Sanders has at least one baked-in advantage over Biden: He is not trapped into defending a health care status quo that is already proving to be insufficient to the task of a nationwide epidemic. Patients seeking care for coronavirus-related symptoms have been hit with surprise medical bills, which may make others reluctant to follow the government’s guidelines to limit the spread of the virus. Sanders might also be more comfortable making the case for better workplace protections and labor rights, such as guaranteeing paid sick leave, a policy that numerous studies contend would dramatically limit the scale of flulike outbreaks. As Emma Roller points out in her endorsement of Sanders in The Outline, the Vermont senator’s coalition includes workers on the front lines of the coronavirus crisis and inequalities in the health care and labor status quo: teachers, food industry workers, home health care providers, and nurses.

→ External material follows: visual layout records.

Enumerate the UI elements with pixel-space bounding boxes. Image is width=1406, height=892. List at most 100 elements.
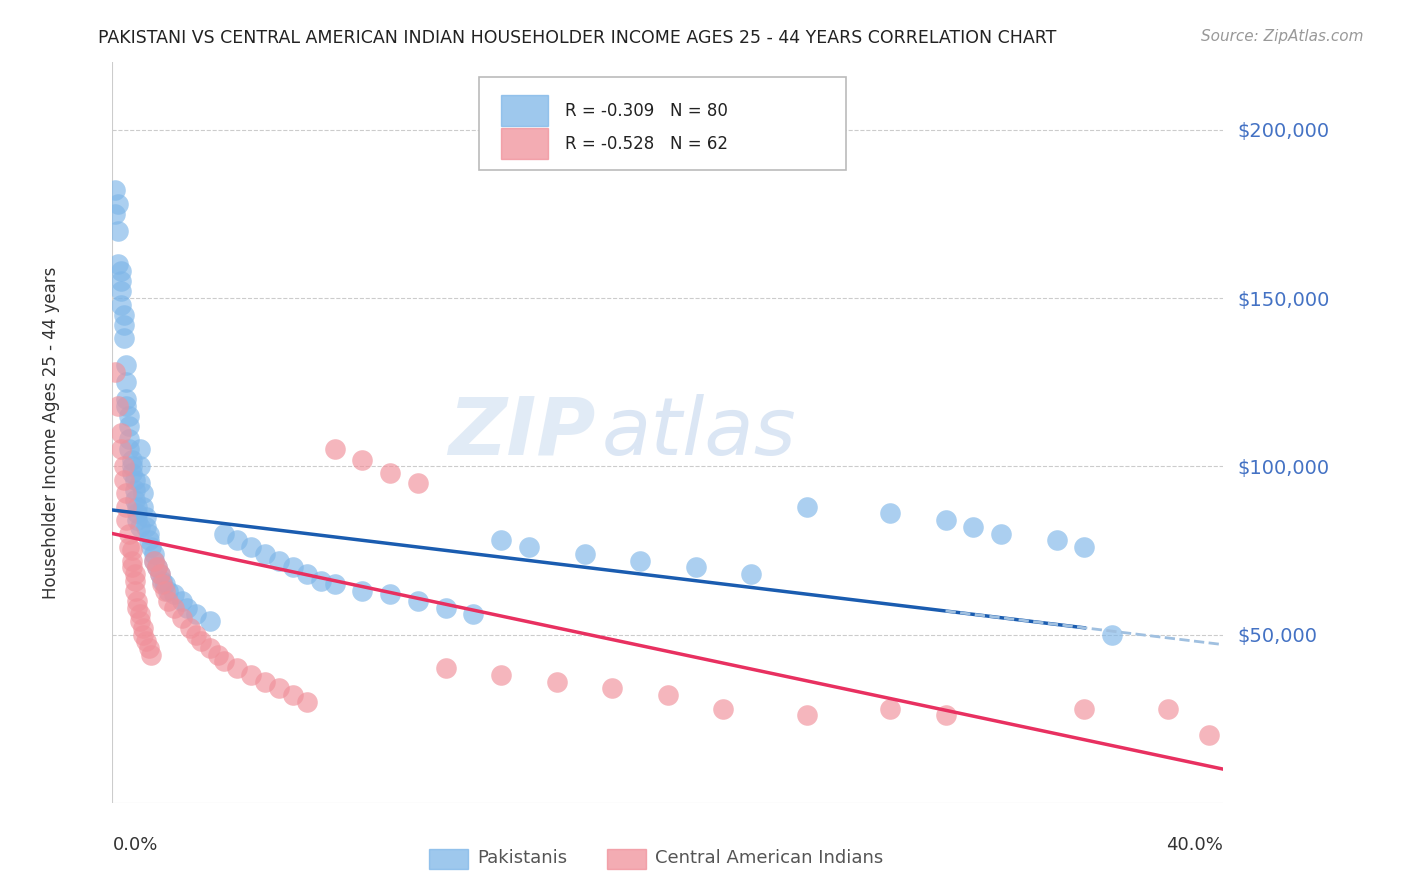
Point [380,587,402,601]
Point [143,547,166,561]
Text: Source: ZipAtlas.com: Source: ZipAtlas.com [1201,29,1364,44]
Point [879,507,901,521]
Point [127,507,149,521]
Point [1101,627,1123,641]
Point [406,476,429,491]
Point [295,695,318,709]
Point [434,661,457,675]
Point [121,452,143,467]
Point [141,648,163,662]
Point [212,526,235,541]
Point [129,607,152,622]
Point [132,500,155,514]
Point [352,583,374,598]
Point [1073,540,1095,554]
Point [127,500,149,514]
Point [226,533,249,548]
Point [135,520,157,534]
Text: PAKISTANI VS CENTRAL AMERICAN INDIAN HOUSEHOLDER INCOME AGES 25 - 44 YEARS CORRE: PAKISTANI VS CENTRAL AMERICAN INDIAN HOU… [98,29,1057,46]
Point [254,547,277,561]
Point [198,640,221,655]
Point [1156,701,1178,715]
Point [110,425,132,440]
Point [152,577,174,591]
FancyBboxPatch shape [607,848,645,870]
Point [176,600,198,615]
Point [574,547,596,561]
Point [121,543,143,558]
Point [879,701,901,715]
Point [295,566,318,581]
Point [796,708,818,723]
Point [124,566,146,581]
Point [138,640,160,655]
Point [129,476,152,491]
FancyBboxPatch shape [502,128,548,160]
Point [162,600,184,615]
Point [240,540,263,554]
Point [434,600,457,615]
Point [127,513,149,527]
Point [281,560,304,574]
Point [129,459,152,474]
Point [657,688,679,702]
Point [135,509,157,524]
Point [1073,701,1095,715]
Point [110,442,132,457]
Point [352,452,374,467]
Point [184,627,207,641]
Point [112,331,135,345]
Point [124,583,146,598]
Text: Central American Indians: Central American Indians [655,849,883,867]
Point [143,553,166,567]
Point [124,574,146,588]
Point [115,375,138,389]
Point [104,207,127,221]
Point [962,520,984,534]
Point [491,668,513,682]
Point [179,621,201,635]
Point [491,533,513,548]
Point [380,466,402,480]
Point [115,359,138,373]
FancyBboxPatch shape [502,95,548,126]
Point [124,492,146,507]
Point [198,614,221,628]
Point [155,577,177,591]
Point [990,526,1012,541]
Point [170,610,193,624]
Point [155,583,177,598]
Text: atlas: atlas [602,393,796,472]
Point [107,257,129,271]
Point [118,442,141,457]
Point [157,594,180,608]
Point [107,196,129,211]
Point [323,442,346,457]
Point [713,701,735,715]
Point [1198,729,1220,743]
Point [406,594,429,608]
Text: R = -0.309   N = 80: R = -0.309 N = 80 [565,102,727,120]
Point [135,634,157,648]
Point [685,560,707,574]
Point [143,553,166,567]
Point [129,614,152,628]
Point [146,560,169,574]
Point [121,459,143,474]
Point [121,553,143,567]
Point [121,466,143,480]
Text: Pakistanis: Pakistanis [477,849,567,867]
Point [124,473,146,487]
Point [115,500,138,514]
Point [110,274,132,288]
Point [107,224,129,238]
Point [281,688,304,702]
Point [118,418,141,433]
Point [110,264,132,278]
Point [152,574,174,588]
Point [115,513,138,527]
Point [190,634,212,648]
Point [104,365,127,379]
Point [149,566,172,581]
Text: 40.0%: 40.0% [1167,836,1223,855]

But Sanders cannot simply fall back on his stump speech and its paeans to Medicare for All; his big political ideas cannot be implemented in time to address the brewing crisis. Instead, he must direct his revolutionary zeal in a more pragmatic direction and promote the implementation of policies that are within reach today. The coronavirus is Sanders’s opportunity to do what my colleague Osita Nwanevu recommended last week: set aside his insurgent image and show some flair for “normie” politics, by working within legislative limits and plying for compromise. Sanders must, as Nwanevu put it, get “the Democratic rank and file to think differently about [him] as a political figure.” This isn’t Sanders’s brand, but desperate times—for his campaign as well as the nation—perhaps call for desperate politics.